In Pictures: Lack Of Human Activity Brings Rare Dolphins Closer To Dubai Coast Line

by Vaishnavi Venkataraman
In Pictures: Lack Of Human Activity Brings Rare Dolphins Closer To Dubai Coast Line

For the first time ever since 2013, a pod of rare dolphins were spotted along the Dubai coastline. Sailors were in for a pleasant surprise when they spotted a pod of Indo-Pacific bottlenose dolphins near Burj Al Arab on Sunday.

Credits: The National

The bottlenose dolphins have a shark-like dorsal fin and are dark grey, with a slender body. The sighting was reported to the UAE Dolphin Project, which monitors marine wildlife along the country’s coasts. Over 229 dolphins were spotted in the Dubai shore between 2012 and 2013.

Conservationists said that the lack of human activity have encouraged the marine life to head out and explore. “Indo-Pacific bottlenose dolphins are familiar to the UAE waters but the interesting point of this sighting is that they have been reported so close to shore. No noise, no boats and no construction work has allowed these beautiful creatures to visit the shores and enjoy the quietness,” said project founder Ada Natoli.

What Else?

Earlier this month, a rare breed of dolphin was spotted off Fujairah Coast. A rare albino Risso’s dolphin was spotted in the Fujairah waters. A video showing about 2,000 adults and juveniles leaping in and out of the water was shot on Monday.

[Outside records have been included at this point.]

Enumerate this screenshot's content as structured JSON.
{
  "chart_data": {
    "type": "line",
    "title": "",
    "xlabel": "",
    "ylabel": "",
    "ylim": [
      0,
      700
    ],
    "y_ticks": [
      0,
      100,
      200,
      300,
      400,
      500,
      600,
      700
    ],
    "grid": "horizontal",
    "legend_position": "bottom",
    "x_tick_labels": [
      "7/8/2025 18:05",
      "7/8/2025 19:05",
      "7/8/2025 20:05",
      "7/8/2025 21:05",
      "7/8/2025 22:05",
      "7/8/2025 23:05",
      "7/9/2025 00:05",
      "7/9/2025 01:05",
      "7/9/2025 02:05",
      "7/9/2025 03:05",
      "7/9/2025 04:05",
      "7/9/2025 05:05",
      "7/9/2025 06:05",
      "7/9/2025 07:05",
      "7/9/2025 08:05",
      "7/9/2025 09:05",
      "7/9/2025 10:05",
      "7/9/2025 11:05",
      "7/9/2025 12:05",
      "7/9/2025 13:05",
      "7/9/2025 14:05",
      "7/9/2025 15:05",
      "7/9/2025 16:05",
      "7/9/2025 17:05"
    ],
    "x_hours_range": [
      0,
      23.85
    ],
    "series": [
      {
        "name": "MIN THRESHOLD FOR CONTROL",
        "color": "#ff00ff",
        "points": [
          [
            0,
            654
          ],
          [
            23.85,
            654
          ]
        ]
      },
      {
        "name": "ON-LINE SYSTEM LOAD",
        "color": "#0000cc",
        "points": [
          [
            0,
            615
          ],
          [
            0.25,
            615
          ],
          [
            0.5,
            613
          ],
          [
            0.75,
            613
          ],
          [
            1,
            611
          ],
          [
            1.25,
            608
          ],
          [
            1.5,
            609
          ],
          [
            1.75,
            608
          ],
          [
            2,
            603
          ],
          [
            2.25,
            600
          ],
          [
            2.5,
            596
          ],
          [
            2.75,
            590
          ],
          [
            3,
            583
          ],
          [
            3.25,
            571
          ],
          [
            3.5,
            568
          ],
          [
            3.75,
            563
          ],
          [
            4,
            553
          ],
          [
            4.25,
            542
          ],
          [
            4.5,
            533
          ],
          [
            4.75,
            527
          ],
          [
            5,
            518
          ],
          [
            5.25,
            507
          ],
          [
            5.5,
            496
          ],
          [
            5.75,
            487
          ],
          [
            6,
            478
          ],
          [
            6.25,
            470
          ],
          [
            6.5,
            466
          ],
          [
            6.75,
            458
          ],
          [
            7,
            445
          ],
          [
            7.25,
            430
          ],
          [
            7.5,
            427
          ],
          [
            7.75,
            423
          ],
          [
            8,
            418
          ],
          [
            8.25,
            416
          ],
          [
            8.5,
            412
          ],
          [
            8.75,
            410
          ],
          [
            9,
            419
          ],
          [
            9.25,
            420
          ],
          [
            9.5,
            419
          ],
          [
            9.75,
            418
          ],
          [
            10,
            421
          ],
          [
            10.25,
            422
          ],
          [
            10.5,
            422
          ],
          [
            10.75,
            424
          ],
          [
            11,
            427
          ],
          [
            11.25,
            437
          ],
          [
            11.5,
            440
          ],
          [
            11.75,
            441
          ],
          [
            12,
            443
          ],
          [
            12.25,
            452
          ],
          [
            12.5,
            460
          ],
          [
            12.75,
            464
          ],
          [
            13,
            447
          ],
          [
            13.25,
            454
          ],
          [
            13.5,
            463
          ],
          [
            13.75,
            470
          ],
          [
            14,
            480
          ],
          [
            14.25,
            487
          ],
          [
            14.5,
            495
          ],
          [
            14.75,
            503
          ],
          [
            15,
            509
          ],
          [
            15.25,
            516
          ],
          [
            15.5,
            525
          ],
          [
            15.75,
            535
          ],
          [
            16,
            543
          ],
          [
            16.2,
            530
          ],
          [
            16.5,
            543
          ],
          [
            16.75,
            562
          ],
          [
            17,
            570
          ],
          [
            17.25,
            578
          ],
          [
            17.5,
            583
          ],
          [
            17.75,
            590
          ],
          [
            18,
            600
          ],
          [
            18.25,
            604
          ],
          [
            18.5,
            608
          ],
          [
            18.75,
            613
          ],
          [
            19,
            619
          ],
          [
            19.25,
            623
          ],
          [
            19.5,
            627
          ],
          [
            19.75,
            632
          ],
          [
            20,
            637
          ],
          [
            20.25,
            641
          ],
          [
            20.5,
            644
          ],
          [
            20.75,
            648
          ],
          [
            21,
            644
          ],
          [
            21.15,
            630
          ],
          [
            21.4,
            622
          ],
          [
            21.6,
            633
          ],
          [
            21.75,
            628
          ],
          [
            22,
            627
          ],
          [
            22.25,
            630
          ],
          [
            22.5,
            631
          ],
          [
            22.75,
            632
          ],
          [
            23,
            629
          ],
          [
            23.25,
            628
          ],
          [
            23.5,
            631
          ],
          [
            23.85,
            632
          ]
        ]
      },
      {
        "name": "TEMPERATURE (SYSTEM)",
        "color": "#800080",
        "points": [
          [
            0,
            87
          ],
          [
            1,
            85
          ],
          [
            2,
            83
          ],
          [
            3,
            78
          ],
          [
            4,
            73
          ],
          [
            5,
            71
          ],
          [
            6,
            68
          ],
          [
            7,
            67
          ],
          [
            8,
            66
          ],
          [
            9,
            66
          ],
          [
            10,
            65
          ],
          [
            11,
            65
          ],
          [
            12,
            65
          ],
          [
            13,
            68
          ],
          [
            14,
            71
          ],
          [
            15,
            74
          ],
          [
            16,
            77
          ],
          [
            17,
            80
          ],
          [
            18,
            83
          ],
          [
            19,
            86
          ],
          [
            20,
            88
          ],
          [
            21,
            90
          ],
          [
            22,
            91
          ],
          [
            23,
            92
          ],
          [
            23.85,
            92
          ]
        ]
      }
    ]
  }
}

The dolphin was sighted about 35 kilometres off Fujairah’s southern coastline. Footage of the spectacular event was sent to the Fujairah Whale Project who posted it on their Facebook page.

The Fujairah Whale Project said that the video depicts a mixed group of adults and juveniles and is the first time a pod of this size has been reported in these waters. Among the dolphins, and clearly visible in the video, is a very rare albino individual. This is the first albino recording for the project and indeed for Fujairah, and quite possibly the wider region.

Although Risso’s dolphins often show many white markings due to scarring from tooth raking during social interactions, an all-white dolphin like this one is a much rarer phenomenon, mentioned the Fujairah Whale Project. Field work to continue the scientific research for the project is due to commence again this year once travel restrictions related to COVID 19 are lifted.